Amelina, born in Lviv (Lviv, in Ukrainian), was a computer programmer and published her first novel, The November Syndrome, in 2015. She had also written for children and, in 2012, she founded the New York Literature Festival, in the Ukrainian city of that name, in the metropolitan area of ??Toretsk (Donetsk), which was suspended last year because of the war.

Cajigas recalls that “she has been a year and a half incorporated into the columns of Doctors Without Borders to record the constant violations of human rights against the civilian population, people often without training, unable to denounce due to ignorance of the procedure, people who have witnessed how a neighbor was murdered, a daughter raped or a child kidnapped in the Donbas, both Russian soldiers and mercenaries or Ukrainian soldiers, because criminals in uniform carry out these atrocities.
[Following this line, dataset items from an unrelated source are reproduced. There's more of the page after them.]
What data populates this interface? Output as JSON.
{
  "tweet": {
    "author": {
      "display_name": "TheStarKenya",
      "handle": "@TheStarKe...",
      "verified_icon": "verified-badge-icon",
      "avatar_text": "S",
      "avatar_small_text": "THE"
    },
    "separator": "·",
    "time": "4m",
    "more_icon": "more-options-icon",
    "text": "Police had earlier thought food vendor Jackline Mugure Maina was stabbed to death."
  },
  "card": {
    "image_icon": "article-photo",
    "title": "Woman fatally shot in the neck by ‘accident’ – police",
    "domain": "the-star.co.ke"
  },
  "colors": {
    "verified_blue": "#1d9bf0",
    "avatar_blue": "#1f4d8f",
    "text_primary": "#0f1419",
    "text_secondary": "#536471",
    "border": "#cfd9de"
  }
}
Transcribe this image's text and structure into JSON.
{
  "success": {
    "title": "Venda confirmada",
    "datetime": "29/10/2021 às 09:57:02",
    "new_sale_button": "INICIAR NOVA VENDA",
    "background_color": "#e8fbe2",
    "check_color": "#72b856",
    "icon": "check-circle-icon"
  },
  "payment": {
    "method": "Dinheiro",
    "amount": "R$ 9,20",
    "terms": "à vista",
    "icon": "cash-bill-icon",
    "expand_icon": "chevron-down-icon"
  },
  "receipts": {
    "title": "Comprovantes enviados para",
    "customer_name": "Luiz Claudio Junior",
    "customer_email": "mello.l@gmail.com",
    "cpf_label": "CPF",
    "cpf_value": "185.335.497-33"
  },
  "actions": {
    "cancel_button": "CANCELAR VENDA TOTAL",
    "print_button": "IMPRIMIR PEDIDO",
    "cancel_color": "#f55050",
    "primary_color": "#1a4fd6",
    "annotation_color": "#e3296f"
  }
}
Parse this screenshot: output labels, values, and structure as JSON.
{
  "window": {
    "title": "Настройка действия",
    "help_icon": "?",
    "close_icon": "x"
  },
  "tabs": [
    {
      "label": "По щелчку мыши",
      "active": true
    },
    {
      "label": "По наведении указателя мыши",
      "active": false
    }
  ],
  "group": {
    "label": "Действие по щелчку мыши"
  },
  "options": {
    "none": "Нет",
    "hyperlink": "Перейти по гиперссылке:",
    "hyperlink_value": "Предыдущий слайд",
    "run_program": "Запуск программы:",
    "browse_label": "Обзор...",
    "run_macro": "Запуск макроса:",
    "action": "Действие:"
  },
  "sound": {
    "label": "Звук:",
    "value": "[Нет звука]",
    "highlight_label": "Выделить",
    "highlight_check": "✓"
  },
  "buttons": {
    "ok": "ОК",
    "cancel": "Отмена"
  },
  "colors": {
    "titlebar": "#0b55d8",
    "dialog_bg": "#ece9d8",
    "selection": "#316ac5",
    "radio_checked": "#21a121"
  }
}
She told us, at the last London fair, in April, her desire for these people to know that there was going to be a time when these crimes would be judged, that the law would be applied. It was not a question of revenge but of justice. She often faced the mistrust of these people, her struggle was to transfer the hope that invaded her to others, taking note of each criminal act in a way that would allow them to be judged later ”. The writer worked with the Truth Hounds organization and said that “the most frequent crimes that we document are torture and kidnapping of inhabitants in the occupied territories.”

“I was optimistic,” continues Cajigas, “I was confident that Ukraine would win and that Putin would lose power.” “That will be enormously positive for the Russians,” said the author, “just as the Germans needed Hitler to disappear in order to become a civilized and open society.” Her editor points out that “she did not have a Manichean vision, she put the human being above all else.”

For Cajigas, “the officer who gave the order to fire that missile is not a soldier but a criminal, because they knew perfectly well where the two projectiles were going to fall, directed with precise coordinates to a place where there was only a civilian population and where there are no no warehouse or anything that serves for war. That is prohibited by all international conventions and treaties. She has been the victim of one of the war crimes that she so persecuted ”.

In A Home for Dom, a graffiti that became popular after the death of a rock musician is evoked. “People wrote on the walls that he was still alive,” says Cajigas. Now we express it the same way: ‘Victoria lives! Victoria zhyvy!’”.